Acordar cansado, mesmo após uma noite completa de sono, pode ser frustrante. Embora muitas vezes o cansaço seja atribuído ao estresse ou à rotina, a deficiência de vitamina D pode ser uma causa subjacente esquecida. Esse nutriente é vital para a produção de energia, para o equilíbrio emocional e para o bom funcionamento de diversos sistemas do corpo.
Como a vitamina D influencia diretamente a produção de energia?
Em termos simples, a vitamina D desempenha um papel crítico em como o corpo gera e utiliza energia. Ela interage com receptores localizados em quase todas as células, inclusive em músculos e neurônios, regulando processos metabólicos essenciais.
A vitamina D é fundamental para a função adequada das mitocôndrias, as “usinas de energia” das células. Deficiências nesse nutriente podem resultar em fadiga persistente, fraqueza muscular e dificuldade em realizar atividades cotidianas sem sentir-se exausto.
De que forma a vitamina D afeta o humor e o ciclo do sono?

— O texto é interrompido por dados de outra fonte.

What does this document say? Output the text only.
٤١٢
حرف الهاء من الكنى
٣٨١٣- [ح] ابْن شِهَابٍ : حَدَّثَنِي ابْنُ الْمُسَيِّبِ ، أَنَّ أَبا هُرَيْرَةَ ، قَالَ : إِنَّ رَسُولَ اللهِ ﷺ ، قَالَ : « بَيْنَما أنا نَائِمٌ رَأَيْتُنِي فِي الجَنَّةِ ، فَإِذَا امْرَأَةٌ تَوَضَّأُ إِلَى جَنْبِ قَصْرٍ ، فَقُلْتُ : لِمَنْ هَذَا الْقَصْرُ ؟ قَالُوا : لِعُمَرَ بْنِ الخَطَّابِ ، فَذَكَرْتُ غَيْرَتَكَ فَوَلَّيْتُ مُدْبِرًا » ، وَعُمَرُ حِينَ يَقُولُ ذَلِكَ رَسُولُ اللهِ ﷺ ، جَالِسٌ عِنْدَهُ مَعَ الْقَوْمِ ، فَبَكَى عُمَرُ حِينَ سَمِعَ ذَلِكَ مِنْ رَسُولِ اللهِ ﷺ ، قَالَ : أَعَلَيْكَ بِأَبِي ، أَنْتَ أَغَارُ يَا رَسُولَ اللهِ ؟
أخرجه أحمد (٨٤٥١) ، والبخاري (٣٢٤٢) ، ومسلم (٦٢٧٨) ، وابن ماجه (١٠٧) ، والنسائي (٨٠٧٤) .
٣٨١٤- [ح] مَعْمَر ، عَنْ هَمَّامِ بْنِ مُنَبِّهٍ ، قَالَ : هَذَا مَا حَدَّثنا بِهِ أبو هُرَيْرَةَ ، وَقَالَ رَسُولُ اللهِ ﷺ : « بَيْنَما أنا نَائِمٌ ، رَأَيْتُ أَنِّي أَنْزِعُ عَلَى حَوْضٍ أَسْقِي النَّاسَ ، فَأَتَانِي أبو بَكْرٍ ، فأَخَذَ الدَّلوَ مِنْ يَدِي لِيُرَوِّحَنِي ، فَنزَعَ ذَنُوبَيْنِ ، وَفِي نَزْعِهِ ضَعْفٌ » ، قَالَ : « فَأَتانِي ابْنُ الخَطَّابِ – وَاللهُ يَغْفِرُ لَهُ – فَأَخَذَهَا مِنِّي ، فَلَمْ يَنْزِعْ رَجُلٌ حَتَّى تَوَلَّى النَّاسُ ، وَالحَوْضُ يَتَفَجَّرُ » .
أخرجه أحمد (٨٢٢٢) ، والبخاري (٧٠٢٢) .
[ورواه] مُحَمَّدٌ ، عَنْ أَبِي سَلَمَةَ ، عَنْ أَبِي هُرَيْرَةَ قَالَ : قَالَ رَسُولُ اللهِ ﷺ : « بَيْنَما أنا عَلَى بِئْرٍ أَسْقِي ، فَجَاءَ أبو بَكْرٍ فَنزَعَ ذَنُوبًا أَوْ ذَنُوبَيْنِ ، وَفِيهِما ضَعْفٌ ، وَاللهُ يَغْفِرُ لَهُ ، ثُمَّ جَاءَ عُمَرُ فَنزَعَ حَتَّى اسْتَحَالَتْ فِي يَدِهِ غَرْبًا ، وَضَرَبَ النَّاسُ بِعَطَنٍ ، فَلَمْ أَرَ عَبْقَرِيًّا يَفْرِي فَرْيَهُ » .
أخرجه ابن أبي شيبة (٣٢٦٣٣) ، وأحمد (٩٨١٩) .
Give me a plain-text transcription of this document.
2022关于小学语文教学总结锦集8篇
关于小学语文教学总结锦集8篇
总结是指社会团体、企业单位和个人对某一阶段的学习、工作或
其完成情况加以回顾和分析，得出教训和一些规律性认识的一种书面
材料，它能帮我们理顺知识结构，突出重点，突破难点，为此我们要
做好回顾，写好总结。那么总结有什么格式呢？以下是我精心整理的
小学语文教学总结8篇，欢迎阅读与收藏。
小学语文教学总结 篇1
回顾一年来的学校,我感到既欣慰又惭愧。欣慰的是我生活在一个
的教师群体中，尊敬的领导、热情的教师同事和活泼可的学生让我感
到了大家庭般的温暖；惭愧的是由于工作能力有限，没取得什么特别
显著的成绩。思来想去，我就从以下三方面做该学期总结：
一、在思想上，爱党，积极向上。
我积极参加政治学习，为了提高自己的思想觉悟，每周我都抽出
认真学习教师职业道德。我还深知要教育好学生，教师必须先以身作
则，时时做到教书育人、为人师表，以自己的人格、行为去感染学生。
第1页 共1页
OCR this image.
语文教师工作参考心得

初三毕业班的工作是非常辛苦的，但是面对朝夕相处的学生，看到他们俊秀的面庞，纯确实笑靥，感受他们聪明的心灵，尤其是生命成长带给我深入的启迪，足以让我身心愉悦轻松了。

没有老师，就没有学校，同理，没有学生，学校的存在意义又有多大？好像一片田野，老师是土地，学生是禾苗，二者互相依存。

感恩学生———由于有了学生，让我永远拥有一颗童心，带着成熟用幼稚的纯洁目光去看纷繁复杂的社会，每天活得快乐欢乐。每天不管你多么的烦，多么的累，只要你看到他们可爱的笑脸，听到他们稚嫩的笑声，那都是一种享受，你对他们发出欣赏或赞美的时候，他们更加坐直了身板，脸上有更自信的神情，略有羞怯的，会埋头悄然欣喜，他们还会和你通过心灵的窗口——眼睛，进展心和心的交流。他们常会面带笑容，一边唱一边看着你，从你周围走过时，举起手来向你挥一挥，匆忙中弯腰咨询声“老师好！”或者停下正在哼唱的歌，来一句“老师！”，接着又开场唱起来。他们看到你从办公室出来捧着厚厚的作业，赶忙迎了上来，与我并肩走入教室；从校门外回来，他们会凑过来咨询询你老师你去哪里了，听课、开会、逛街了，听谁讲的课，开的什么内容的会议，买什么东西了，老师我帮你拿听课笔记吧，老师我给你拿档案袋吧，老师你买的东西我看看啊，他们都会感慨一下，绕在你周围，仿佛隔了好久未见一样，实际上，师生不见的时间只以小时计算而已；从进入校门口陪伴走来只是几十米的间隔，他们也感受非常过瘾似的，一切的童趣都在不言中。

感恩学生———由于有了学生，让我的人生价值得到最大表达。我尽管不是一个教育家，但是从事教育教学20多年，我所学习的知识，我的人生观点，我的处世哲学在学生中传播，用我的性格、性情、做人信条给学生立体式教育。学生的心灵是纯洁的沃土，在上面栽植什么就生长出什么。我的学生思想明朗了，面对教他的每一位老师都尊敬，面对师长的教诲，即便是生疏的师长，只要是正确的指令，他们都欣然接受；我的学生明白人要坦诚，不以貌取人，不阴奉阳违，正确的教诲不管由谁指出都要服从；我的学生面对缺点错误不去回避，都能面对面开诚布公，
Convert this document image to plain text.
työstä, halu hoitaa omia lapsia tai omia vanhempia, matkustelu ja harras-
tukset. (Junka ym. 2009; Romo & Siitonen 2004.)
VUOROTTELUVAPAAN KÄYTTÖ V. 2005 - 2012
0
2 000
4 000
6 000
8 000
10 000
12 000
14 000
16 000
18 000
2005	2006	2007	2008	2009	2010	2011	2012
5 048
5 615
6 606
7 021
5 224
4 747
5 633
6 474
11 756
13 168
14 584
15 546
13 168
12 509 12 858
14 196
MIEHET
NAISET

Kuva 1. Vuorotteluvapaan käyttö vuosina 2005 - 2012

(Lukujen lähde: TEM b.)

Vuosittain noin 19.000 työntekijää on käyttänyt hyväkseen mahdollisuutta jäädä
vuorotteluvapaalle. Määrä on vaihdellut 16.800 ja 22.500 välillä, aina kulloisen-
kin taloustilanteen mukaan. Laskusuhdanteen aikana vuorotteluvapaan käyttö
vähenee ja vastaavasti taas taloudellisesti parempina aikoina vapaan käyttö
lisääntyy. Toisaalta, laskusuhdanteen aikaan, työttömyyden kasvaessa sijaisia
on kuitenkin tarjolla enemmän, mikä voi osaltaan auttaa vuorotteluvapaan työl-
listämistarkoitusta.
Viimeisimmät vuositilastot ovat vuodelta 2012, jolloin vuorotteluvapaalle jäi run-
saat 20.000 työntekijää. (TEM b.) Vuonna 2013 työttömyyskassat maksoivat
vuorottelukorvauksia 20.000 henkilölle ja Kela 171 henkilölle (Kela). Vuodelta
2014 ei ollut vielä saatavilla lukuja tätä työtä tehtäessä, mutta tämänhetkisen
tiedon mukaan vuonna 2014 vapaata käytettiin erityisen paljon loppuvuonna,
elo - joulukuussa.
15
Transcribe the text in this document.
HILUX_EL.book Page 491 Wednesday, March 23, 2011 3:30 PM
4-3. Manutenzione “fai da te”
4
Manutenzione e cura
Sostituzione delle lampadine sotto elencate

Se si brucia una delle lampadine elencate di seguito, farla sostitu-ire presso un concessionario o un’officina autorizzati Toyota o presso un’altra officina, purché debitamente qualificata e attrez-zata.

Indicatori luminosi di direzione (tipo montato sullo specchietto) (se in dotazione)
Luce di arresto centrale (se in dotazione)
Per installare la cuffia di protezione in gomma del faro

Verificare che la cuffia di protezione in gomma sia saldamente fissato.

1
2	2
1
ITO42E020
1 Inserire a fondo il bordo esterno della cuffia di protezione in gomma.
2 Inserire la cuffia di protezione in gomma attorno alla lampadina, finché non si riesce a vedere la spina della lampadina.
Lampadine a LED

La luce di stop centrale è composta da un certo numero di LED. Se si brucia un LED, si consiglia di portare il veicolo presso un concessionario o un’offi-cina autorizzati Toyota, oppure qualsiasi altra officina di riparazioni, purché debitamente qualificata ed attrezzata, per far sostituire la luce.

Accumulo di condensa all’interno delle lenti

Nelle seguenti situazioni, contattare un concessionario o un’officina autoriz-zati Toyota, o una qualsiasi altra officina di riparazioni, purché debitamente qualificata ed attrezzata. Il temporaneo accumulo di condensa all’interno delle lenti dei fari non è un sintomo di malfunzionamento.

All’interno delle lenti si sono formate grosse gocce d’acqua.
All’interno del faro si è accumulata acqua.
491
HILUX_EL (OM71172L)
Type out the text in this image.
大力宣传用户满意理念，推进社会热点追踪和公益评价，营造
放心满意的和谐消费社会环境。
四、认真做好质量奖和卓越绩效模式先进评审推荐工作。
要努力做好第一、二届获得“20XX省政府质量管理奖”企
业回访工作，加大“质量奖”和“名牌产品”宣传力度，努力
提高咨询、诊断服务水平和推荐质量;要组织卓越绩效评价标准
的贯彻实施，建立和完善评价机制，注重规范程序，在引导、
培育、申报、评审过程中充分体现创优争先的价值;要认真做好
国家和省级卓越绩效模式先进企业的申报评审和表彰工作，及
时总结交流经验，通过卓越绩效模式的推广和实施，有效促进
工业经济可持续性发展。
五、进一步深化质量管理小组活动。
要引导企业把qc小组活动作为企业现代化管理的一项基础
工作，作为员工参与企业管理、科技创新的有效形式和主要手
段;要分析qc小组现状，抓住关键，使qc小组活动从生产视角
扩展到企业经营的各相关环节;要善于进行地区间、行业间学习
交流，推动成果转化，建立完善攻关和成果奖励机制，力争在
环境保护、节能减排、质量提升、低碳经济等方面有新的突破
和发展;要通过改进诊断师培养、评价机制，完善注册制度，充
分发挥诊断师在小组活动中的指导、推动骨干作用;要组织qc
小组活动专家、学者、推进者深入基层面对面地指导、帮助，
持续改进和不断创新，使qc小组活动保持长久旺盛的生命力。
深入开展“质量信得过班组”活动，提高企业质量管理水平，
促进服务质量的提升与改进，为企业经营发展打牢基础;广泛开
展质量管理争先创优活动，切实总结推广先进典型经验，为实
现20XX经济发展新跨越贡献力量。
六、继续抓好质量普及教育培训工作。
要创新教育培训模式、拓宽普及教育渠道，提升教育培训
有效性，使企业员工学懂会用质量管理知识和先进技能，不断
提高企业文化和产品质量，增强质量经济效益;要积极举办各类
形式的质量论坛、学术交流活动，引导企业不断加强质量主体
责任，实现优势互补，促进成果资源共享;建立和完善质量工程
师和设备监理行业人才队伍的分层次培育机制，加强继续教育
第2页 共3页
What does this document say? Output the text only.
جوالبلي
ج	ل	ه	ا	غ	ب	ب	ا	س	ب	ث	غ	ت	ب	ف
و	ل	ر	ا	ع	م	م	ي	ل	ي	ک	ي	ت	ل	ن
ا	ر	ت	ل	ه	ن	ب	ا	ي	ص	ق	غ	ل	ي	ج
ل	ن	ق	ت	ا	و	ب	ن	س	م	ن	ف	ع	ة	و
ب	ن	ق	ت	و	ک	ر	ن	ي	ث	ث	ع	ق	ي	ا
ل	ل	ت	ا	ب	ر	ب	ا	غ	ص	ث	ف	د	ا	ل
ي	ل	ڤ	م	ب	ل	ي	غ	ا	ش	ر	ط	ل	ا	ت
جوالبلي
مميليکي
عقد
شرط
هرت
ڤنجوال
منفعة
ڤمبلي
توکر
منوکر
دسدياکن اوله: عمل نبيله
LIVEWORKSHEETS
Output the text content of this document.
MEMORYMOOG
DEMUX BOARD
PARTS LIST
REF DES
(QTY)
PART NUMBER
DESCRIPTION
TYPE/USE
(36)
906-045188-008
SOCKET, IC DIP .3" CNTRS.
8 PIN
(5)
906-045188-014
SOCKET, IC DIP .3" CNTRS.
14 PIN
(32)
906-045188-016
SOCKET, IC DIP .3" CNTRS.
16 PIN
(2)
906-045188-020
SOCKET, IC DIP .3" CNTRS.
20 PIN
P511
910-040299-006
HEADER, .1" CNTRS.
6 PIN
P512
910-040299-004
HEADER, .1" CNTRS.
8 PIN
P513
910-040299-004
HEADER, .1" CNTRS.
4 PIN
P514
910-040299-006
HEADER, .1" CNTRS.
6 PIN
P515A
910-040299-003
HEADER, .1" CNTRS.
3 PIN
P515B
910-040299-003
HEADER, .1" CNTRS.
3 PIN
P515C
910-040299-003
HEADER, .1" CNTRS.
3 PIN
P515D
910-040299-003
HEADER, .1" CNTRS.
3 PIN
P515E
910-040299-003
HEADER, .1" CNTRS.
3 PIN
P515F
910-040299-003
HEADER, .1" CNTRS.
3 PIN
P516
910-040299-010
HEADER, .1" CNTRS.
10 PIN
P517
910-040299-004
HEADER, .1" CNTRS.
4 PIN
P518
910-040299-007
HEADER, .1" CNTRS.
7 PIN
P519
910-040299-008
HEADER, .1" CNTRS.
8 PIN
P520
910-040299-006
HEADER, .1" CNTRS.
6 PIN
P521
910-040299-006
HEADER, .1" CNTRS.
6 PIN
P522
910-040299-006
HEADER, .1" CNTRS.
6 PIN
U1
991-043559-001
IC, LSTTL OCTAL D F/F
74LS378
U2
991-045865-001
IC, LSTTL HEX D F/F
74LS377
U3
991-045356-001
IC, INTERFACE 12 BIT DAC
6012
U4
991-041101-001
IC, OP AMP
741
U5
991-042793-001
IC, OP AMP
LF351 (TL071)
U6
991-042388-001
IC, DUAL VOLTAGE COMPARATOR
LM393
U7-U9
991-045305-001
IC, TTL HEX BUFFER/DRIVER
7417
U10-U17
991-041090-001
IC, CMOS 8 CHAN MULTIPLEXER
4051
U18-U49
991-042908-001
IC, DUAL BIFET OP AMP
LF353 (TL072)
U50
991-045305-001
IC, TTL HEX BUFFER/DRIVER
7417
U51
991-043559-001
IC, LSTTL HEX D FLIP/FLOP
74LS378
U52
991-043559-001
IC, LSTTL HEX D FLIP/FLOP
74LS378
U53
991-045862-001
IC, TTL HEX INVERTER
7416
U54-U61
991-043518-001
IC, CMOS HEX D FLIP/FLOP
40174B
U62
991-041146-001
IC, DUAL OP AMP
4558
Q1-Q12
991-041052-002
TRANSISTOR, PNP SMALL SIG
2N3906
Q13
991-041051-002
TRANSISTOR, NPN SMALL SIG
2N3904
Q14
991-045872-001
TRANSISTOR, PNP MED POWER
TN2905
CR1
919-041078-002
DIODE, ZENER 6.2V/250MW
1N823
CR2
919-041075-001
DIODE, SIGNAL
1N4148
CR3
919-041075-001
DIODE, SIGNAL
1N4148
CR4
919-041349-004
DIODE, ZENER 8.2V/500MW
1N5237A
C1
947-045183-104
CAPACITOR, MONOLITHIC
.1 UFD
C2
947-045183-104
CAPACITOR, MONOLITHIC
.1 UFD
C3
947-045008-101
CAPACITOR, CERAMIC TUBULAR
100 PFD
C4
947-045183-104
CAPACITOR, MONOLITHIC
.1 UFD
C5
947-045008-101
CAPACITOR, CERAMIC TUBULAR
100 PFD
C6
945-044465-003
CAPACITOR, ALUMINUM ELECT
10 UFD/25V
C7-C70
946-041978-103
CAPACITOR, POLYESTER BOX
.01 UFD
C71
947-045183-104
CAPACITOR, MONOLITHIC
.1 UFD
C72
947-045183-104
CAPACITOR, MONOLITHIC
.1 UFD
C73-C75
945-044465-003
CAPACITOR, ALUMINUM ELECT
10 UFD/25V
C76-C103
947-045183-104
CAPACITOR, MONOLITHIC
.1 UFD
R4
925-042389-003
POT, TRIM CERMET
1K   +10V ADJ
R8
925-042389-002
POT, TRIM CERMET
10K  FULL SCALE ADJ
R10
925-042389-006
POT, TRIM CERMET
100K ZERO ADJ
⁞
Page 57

A influência da vitamina D vai além da energia física, alcançando a saúde mental e o sono. Ela participa da produção de neurotransmissores como serotonina e dopamina, fundamentais para regular o humor, a motivação e a sensação de bem-estar diário.
Reduções nos níveis de vitamina D podem se associar a sentimentos de depressão, apatia e irritabilidade, frequentemente confundidos com estresse comum. A serotonina também é precursora da melatonina, hormônio que regula o ciclo sono-vigília e a qualidade do repouso noturno.

Quais evidências científicas ligam a vitamina D à fadiga?
Estudos clínicos reforçam a conexão entre deficiência de vitamina D e aumento da fadiga. Em diversas pesquisas, a suplementação desse nutriente mostrou reduzir de forma significativa os sintomas de cansaço em indivíduos com níveis baixos da vitamina.
Esses resultados destacam a importância de considerar a deficiência de vitamina D como potencial fator de cansaço crônico, ao lado de outras causas mais conhecidas. A avaliação laboratorial e o acompanhamento médico são fundamentais antes de iniciar qualquer suplementação.
Quais grupos têm maior risco de deficiência de vitamina D?
Determinados grupos demográficos são mais vulneráveis à deficiência desse nutriente essencial. Fatores como baixa exposição solar, envelhecimento, cor da pele e padrões alimentares restritivos podem reduzir a síntese ou a ingestão de vitamina D.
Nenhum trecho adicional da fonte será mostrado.